Timothy O'Connor
1962 - Present
Timothy O’Connor stands as one of the clearest defenders of agent-causal libertarianism in contemporary philosophy, but his significance is not just that he argued for a controversial thesis. He helped keep alive a way of thinking about human freedom that many philosophers had already written off as metaphysical residue from an earlier age. O’Connor’s central claim is stark: persons are not reducible to mere streams of events, neural firings, or deterministic sequences of causes. They are substances with irreducible causal powers, and those powers matter because moral responsibility requires more than the illusion of choice. It requires a self that can genuinely initiate action.
What drives this position is a refusal to let explanation collapse into impersonality. O’Connor’s work reads as an attempt to preserve agency without retreating into mystery. He does not want freedom to become a supernatural exception to nature, but neither does he want it flattened into a byproduct of prior states. That tension reveals something about the temperament behind the theory: a thinker determined to resist both mechanistic reduction and empty voluntarism. His philosophy is animated by a kind of moral seriousness, the conviction that if humans are answerable for what they do, then the metaphysics of action must leave room for real origination.
Yet the same ambition exposes the fault lines in his project. O’Connor’s public persona is that of a disciplined metaphysician, one willing to pay the conceptual costs of defending agency. But the private burden of that position is visible in the structure of the theory itself. Substance-causation is meant to secure freedom, yet it remains elusive enough that critics can accuse it of merely renaming the problem. O’Connor’s response is not to deny the primitive character of the account, but to argue that all serious theories of action eventually rest on primitives. His wager is that the primitive should be placed where responsibility matters most: in the agent, not in the blind unfolding of prior events.

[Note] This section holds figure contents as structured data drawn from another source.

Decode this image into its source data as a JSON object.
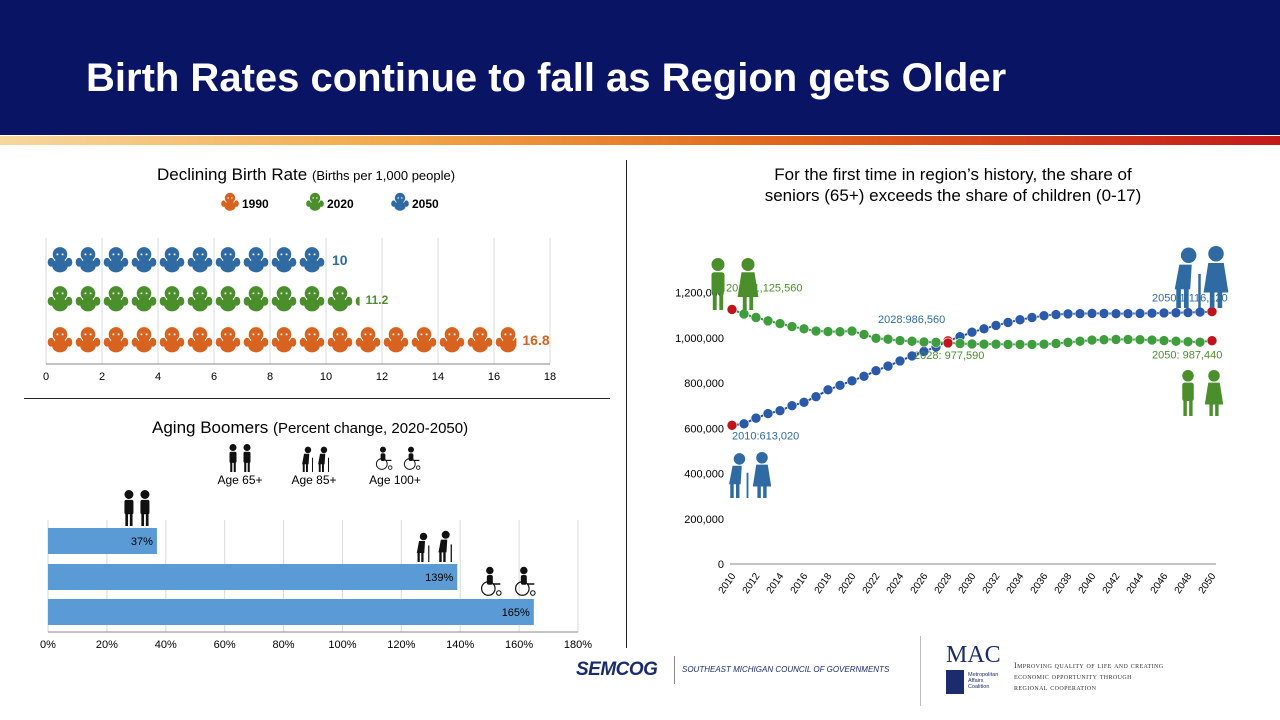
{
  "title": "Birth Rates continue to fall as Region gets Older",
  "birth_chart": {
    "title": "Declining Birth Rate",
    "title_note": "(Births per 1,000 people)"
  },
  "aging_chart": {
    "title": "Aging Boomers",
    "title_note": "(Percent change, 2020-2050)",
    "icon_labels": [
      "Age 65+",
      "Age 85+",
      "Age 100+"
    ]
  },
  "pop_chart": {
    "title_line1": "For the first time in region’s history, the share of",
    "title_line2": "seniors (65+) exceeds the share of children (0-17)"
  },
  "footer": {
    "semcog": "SEMCOG",
    "semcog_sub": "SOUTHEAST MICHIGAN COUNCIL OF GOVERNMENTS",
    "mac": "MAC",
    "mac_sub": [
      "Metropolitan",
      "Affairs",
      "Coalition"
    ],
    "mac_tagline": [
      "Improving quality of life and creating",
      "economic opportunity through",
      "regional cooperation"
    ]
  },
  "colors": {
    "y1990": "#d8621f",
    "y2020": "#4a8f2c",
    "y2050": "#2f6aa3",
    "bar": "#5b9bd5",
    "seniors_line": "#1f4f9c",
    "children_line": "#2e8b2e",
    "marker_red": "#c0141c"
  },
  "chart_data": [
    {
      "type": "bar",
      "orientation": "horizontal",
      "title": "Declining Birth Rate (Births per 1,000 people)",
      "categories": [
        "2050",
        "2020",
        "1990"
      ],
      "values": [
        10,
        11.2,
        16.8
      ],
      "value_labels": [
        "10",
        "11.2",
        "16.8"
      ],
      "legend": [
        "1990",
        "2020",
        "2050"
      ],
      "xlim": [
        0,
        18
      ],
      "xticks": [
        "0",
        "2",
        "4",
        "6",
        "8",
        "10",
        "12",
        "14",
        "16",
        "18"
      ],
      "grid": true
    },
    {
      "type": "bar",
      "orientation": "horizontal",
      "title": "Aging Boomers (Percent change, 2020-2050)",
      "categories": [
        "Age 65+",
        "Age 85+",
        "Age 100+"
      ],
      "values": [
        37,
        139,
        165
      ],
      "value_labels": [
        "37%",
        "139%",
        "165%"
      ],
      "xlim": [
        0,
        180
      ],
      "xticks": [
        "0%",
        "20%",
        "40%",
        "60%",
        "80%",
        "100%",
        "120%",
        "140%",
        "160%",
        "180%"
      ],
      "grid": true
    },
    {
      "type": "line",
      "title": "For the first time in region’s history, the share of seniors (65+) exceeds the share of children (0-17)",
      "x": [
        2010,
        2011,
        2012,
        2013,
        2014,
        2015,
        2016,
        2017,
        2018,
        2019,
        2020,
        2021,
        2022,
        2023,
        2024,
        2025,
        2026,
        2027,
        2028,
        2029,
        2030,
        2031,
        2032,
        2033,
        2034,
        2035,
        2036,
        2037,
        2038,
        2039,
        2040,
        2041,
        2042,
        2043,
        2044,
        2045,
        2046,
        2047,
        2048,
        2049,
        2050
      ],
      "xticks": [
        "2010",
        "2012",
        "2014",
        "2016",
        "2018",
        "2020",
        "2022",
        "2024",
        "2026",
        "2028",
        "2030",
        "2032",
        "2034",
        "2036",
        "2038",
        "2040",
        "2042",
        "2044",
        "2046",
        "2048",
        "2050"
      ],
      "ylim": [
        0,
        1300000
      ],
      "yticks": [
        "0",
        "200,000",
        "400,000",
        "600,000",
        "800,000",
        "1,000,000",
        "1,200,000"
      ],
      "series": [
        {
          "values": [
            613020,
            620000,
            645000,
            665000,
            678000,
            700000,
            715000,
            740000,
            770000,
            790000,
            810000,
            830000,
            855000,
            875000,
            898000,
            920000,
            940000,
            960000,
            986560,
            1005000,
            1025000,
            1040000,
            1055000,
            1068000,
            1080000,
            1090000,
            1098000,
            1103000,
            1106000,
            1107000,
            1108000,
            1108000,
            1107000,
            1107000,
            1108000,
            1109000,
            1110000,
            1111000,
            1112000,
            1114000,
            1116120
          ]
        },
        {
          "values": [
            1125560,
            1105000,
            1090000,
            1075000,
            1063000,
            1050000,
            1040000,
            1030000,
            1028000,
            1027000,
            1030000,
            1015000,
            998000,
            994000,
            988000,
            985000,
            982000,
            980000,
            977590,
            975000,
            973000,
            972000,
            972000,
            971000,
            971000,
            971000,
            972000,
            975000,
            980000,
            985000,
            990000,
            992000,
            993000,
            993000,
            992000,
            990000,
            988000,
            985000,
            983000,
            981000,
            987440
          ]
        }
      ],
      "annotations": [
        "2010:1,125,560",
        "2010:613,020",
        "2028:986,560",
        "2028: 977,590",
        "2050:1,116,120",
        "2050: 987,440"
      ]
    }
  ]
}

That wager has consequences. Philosophically, O’Connor’s work forced libertarian free will into more exacting conversation with contemporary metaphysics, philosophy of mind, and action theory. He made the view less dependent on inherited dualistic language and more responsive to analytic standards of clarity. At the same time, the theory’s costs are real. If freedom is grounded in irreducible substance-causation, then explanation becomes harder to trace, and the burden of defending the view falls heavily on the notion of the self as a causal origin. For supporters, that is a feature; for critics, a weakness.
O’Connor’s lasting importance is that he refused to treat free will as a sentimental leftover from premodern thought. He showed that libertarianism could still be articulated as a serious, technically developed position. But the deeper psychological signature of his work is the effort to save responsibility from reduction, even if doing so leaves behind a theory that remains contested, demanding, and incomplete.